Unterstützung von Landkreisen, Städten und Gemeinden beim Um- und Ausbau ihrer Rad- und Fußverkehrsinfrastruktur nach dem Landesgemeindeverkehrsfinanzierungsgesetz (LGVFG) mit Ziel der Schließung von Netzlücken, Erhöhung der Verkehrssicherheit und Förderung nachhaltiger Mobilität.

Förderfähige Ausgaben

  • Personalaufwendungen
  • Sachkosten
  • Baukosten
  • Planungskosten

Nicht förderfähige Ausgaben

  • Unterhaltungskosten
  • Betriebskosten
  • Gerätekosten

Antragsberechtigt

  • Öffentliche Einrichtungen

Zuwendungsvoraussetzungen

  • Baulast in Baden-Württemberg
  • Anmeldung bis 31. Oktober eines Jahres
  • Aufnahme in das Förderprogramm durch das Ministerium für Verkehr

Benötigte Dokumente zur Bewerbung

  1. Entwurfsplanung (HOAI Lph. 3)
  2. Erläuterungsbericht
  3. Kostenschätzung
  4. Sicherheitsaudit

Bewertungskriterien

  • Verkehrliche Relevanz
  • Kosteneffizienz
  • Netzrelevanz
  • Verkehrssicherheit
  • Klimaschutzbeitrag

Beschreibung

Förderung kommunale Rad- und Fußverkehrsinfrastruktur (LGVFG-RuF)

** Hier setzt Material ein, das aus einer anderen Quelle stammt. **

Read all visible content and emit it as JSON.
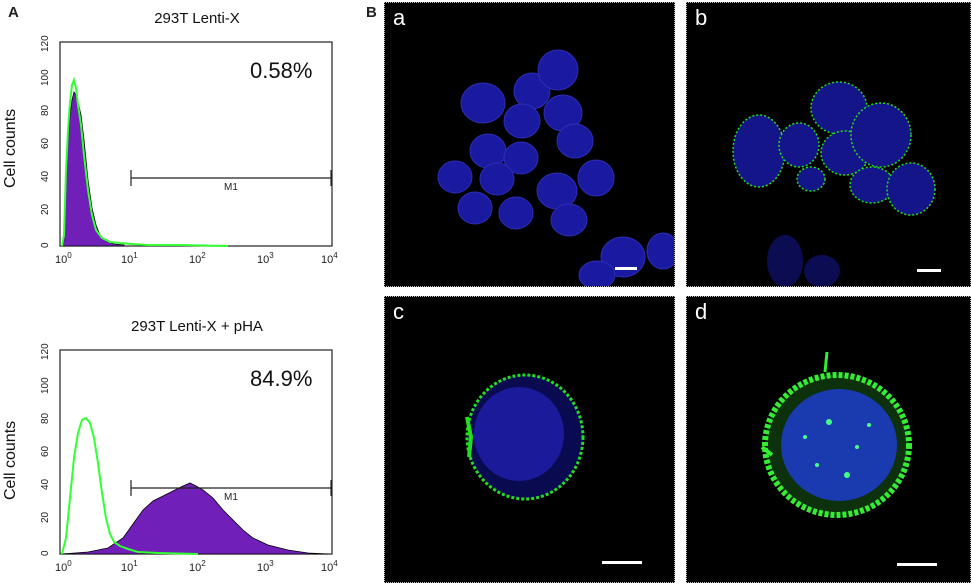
{
  "panel_a": {
    "letter": "A",
    "hist_top": {
      "title": "293T Lenti-X",
      "percent": "0.58%",
      "ylabel": "Cell counts",
      "gate_label": "M1",
      "yticks": [
        "0",
        "20",
        "40",
        "60",
        "80",
        "100",
        "120"
      ],
      "xticks": [
        {
          "base": "10",
          "exp": "0"
        },
        {
          "base": "10",
          "exp": "1"
        },
        {
          "base": "10",
          "exp": "2"
        },
        {
          "base": "10",
          "exp": "3"
        },
        {
          "base": "10",
          "exp": "4"
        }
      ]
    },
    "hist_bottom": {
      "title": "293T Lenti-X + pHA",
      "percent": "84.9%",
      "ylabel": "Cell counts",
      "gate_label": "M1",
      "yticks": [
        "0",
        "20",
        "40",
        "60",
        "80",
        "100",
        "120"
      ],
      "xticks": [
        {
          "base": "10",
          "exp": "0"
        },
        {
          "base": "10",
          "exp": "1"
        },
        {
          "base": "10",
          "exp": "2"
        },
        {
          "base": "10",
          "exp": "3"
        },
        {
          "base": "10",
          "exp": "4"
        }
      ]
    }
  },
  "panel_b": {
    "letter": "B",
    "images": [
      {
        "label": "a"
      },
      {
        "label": "b"
      },
      {
        "label": "c"
      },
      {
        "label": "d"
      }
    ]
  },
  "colors": {
    "purple": "#7020b8",
    "green": "#33ff33",
    "blue_nuclei": "#1a1aa0",
    "membrane_green": "#22dd22"
  }
}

Das Land Baden-Württemberg stellt im Rahmen des Landesgemeindeverkehrsfinanzierungsgesetzes (LGVFG) für den Zeitraum 2025–2029 über 400 Mio. € für den Ausbau und die Modernisierung kommunaler Rad- und Fußverkehrsnetze bereit. Finanzierungsberechtigt sind öffentliche Einrichtungen wie Städte, Gemeinden, Landkreise und kommunale Zusammenschlüsse, die sich der Lückenschließung in bestehenden Radwegenetzen, der Erhöhung der Verkehrssicherheit und der Förderung nachhaltiger Mobilität widmen. Gefördert werden unter anderem der Bau neuer Rad- und Fußwege, die Einrichtung von Radverkehrsanlagen mit wegweisender Beschilderung sowie sichere Querungsstellen für Fußgänger:innen. Auch die Nachrüstung verkehrswichtiger Anlagen zur vollständigen Barrierefreiheit sowie innovative Klimaschutzmaßnahmen wie E-Ladeinfrastruktur für Fahrräder und Pedelecs fallen in den Förderbereich.

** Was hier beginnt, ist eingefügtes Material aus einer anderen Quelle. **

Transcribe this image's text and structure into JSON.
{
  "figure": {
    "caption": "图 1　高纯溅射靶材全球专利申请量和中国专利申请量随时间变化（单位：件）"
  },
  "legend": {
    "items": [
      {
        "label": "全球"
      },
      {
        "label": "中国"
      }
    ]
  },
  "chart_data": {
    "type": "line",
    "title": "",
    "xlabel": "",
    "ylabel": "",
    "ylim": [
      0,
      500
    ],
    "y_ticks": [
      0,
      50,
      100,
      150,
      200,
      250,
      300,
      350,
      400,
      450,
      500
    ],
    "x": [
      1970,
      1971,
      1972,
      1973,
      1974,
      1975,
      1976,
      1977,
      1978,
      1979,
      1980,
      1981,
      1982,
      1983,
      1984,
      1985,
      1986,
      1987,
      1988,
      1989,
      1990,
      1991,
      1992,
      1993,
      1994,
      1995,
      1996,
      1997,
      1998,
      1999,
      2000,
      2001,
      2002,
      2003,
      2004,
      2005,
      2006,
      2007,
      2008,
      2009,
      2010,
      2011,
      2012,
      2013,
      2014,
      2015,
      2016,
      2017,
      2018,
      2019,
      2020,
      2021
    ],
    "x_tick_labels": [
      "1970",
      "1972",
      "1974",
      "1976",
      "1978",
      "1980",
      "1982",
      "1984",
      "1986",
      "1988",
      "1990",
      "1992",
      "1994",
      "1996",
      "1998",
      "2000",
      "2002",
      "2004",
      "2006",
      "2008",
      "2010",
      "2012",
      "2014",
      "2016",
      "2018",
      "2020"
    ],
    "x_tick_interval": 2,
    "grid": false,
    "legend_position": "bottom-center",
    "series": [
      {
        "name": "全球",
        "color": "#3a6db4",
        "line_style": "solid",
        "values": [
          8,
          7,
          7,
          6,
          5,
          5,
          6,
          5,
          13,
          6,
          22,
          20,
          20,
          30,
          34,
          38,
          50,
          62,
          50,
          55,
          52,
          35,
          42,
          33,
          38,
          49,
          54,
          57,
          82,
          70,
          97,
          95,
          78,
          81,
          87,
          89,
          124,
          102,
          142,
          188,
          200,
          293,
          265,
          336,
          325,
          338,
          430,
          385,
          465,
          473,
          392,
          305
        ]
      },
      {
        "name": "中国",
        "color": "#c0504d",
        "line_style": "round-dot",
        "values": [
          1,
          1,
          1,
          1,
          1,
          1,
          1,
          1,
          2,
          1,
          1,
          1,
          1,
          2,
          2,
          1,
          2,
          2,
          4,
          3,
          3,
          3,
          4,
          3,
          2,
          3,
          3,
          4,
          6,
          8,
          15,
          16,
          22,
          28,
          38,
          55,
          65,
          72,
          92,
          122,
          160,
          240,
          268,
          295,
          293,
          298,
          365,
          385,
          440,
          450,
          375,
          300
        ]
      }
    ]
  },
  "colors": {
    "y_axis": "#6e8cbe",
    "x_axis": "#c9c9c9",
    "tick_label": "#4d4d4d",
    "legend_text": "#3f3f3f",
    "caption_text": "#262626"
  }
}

Die Förderquote beträgt 50 % bis 90 % der zuwendungsfähigen Ausgaben (Planungs- und Baukosten), abhängig von der Art des Projekts: Maßnahmen zur Beseitigung von Bahnübergängen, Barrierefreiheit oder besonders klimafreundliche Projekte werden mit bis zu 75 % bezuschusst. In Kombination mit dem Sonderprogramm „Stadt und Land“ steigt die Förderung auf bis zu 90 %. Projekte können jährlich bis zum 31. Oktober angemeldet werden; der formale Zuwendungsantrag ist nach Aufnahme ins Förderprogramm bei den Regierungspräsidien einzureichen. Ziel ist es, das Fuß- und Radnetz so zu ertüchtigen, dass attraktive Verbindungen für den Alltagsverkehr entstehen, Netzlücken geschlossen und klimafreundliche Mobilitätsangebote nachhaltig gestärkt werden.